I remember spending a great deal of my waking hours, hot afternoons, and chilly nights chasing after these impossible animals. They thrived on feasting on almost anything in sight. They would eat the flowers, eat the fruits from our gardens, eat the yam in the store, enter the rooms and eat the beans in the cupboards! These goats were impossible. They would scale low borders between houses, squeeze through the spaces between security-bars placed around the house. They would pass underneath the gate, often through unbelievable holes just to get into the house.
 
At first, my flatmates and I were appalled at their presence. Our repulsion gradually grew into anger at their destruction; our fury finally grew into hatred for their existence. We tried just about everything to keep these pests out of the house. With every “Anti-Goat” initiative we concocted, they found a way to counter our schemes. Finally, one day, we grew tired of spending valuable time chasing these goats. We eventually refrained from chasing them and got used to having them around.

When I was leaving school, I heard one of the freshmen complaining about the animals. Her grievance reminded me of my early days in school—precious days that were dedicated to chasing goats, they never left, and they just kept coming back. I had to eventually admire their courage and persistence, their doggedness and butt-breaking behavior. In the end, they got what they wanted—unlimited access into our precious apartment.

Imagine what would happen if you applied the “Akuya Mentality” and never gave up. Imagine the door that would eventually fling open to you if you kept knocking. Picture the business deals you’d make if you kept proposing. Envision the magnitude of success you’d achieve if you just kept at it.
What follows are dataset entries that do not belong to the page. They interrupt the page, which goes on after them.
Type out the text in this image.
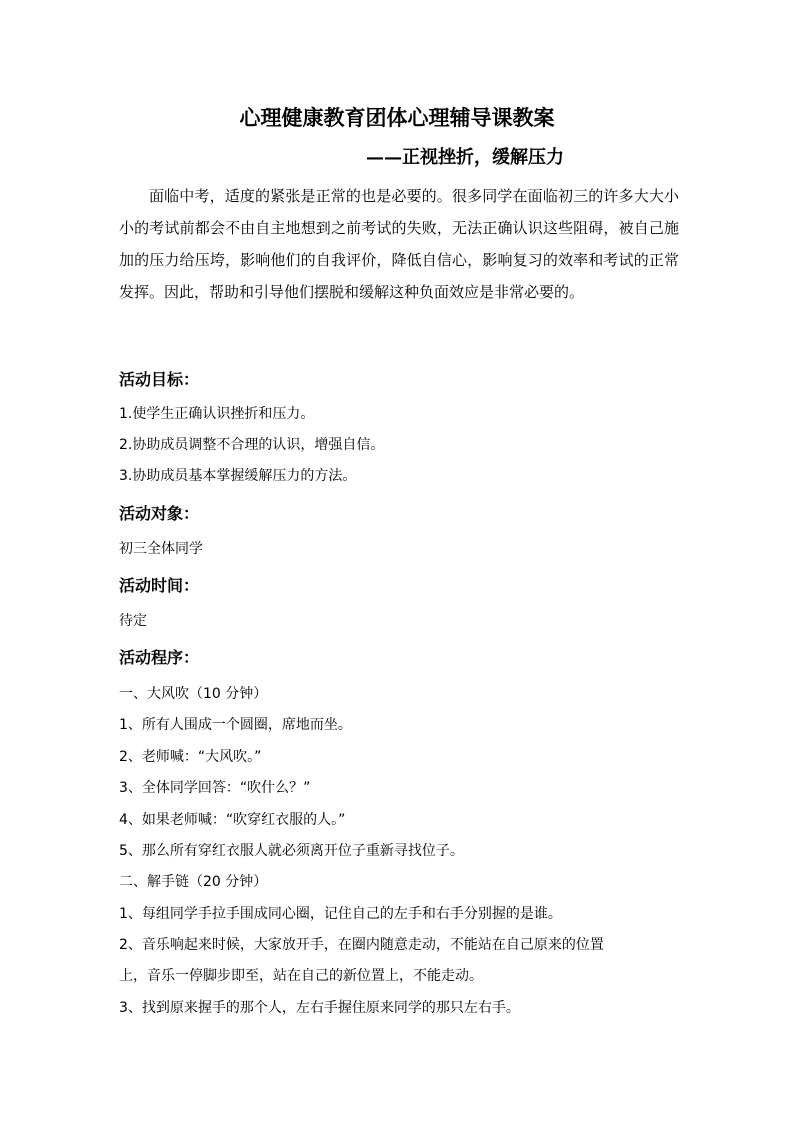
心理健康教育团体心理辅导课教案
——正视挫折，缓解压力

面临中考，适度的紧张是正常的也是必要的。很多同学在面临初三的许多大大小小的考试前都会不由自主地想到之前考试的失败，无法正确认识这些阻碍，被自己施加的压力给压垮，影响他们的自我评价，降低自信心，影响复习的效率和考试的正常发挥。因此，帮助和引导他们摆脱和缓解这种负面效应是非常必要的。

活动目标：
1.使学生正确认识挫折和压力。
2.协助成员调整不合理的认识，增强自信。
3.协助成员基本掌握缓解压力的方法。
活动对象：
初三全体同学
活动时间：
待定
活动程序：
一、大风吹（10 分钟）
1、所有人围成一个圆圈，席地而坐。
2、老师喊：“大风吹。”
3、全体同学回答：“吹什么？”
4、如果老师喊：“吹穿红衣服的人。”
5、那么所有穿红衣服人就必须离开位子重新寻找位子。
二、解手链（20 分钟）
1、每组同学手拉手围成同心圈，记住自己的左手和右手分别握的是谁。
2、音乐响起来时候，大家放开手，在圈内随意走动，不能站在自己原来的位置
上，音乐一停脚步即至，站在自己的新位置上，不能走动。
3、找到原来握手的那个人，左右手握住原来同学的那只左右手。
If those ordinary local goats could circumvent the plans of highly intelligent ladies, I’m very certain nothing can ever thwart your plans. Go the distance, do whatever it takes, adopt the “Akuya Mentality” and make it happen.

 

6 comments :

Salt said...

Love this. My faith in God has the Akuya mentality. It is stubborn. Very.

aminat atanda said...

nice article...

Anonymous said...

Interesting.

Anthony Ekene Onyeahialam said...

I have learnt something.Thanks for this one,Ma'am.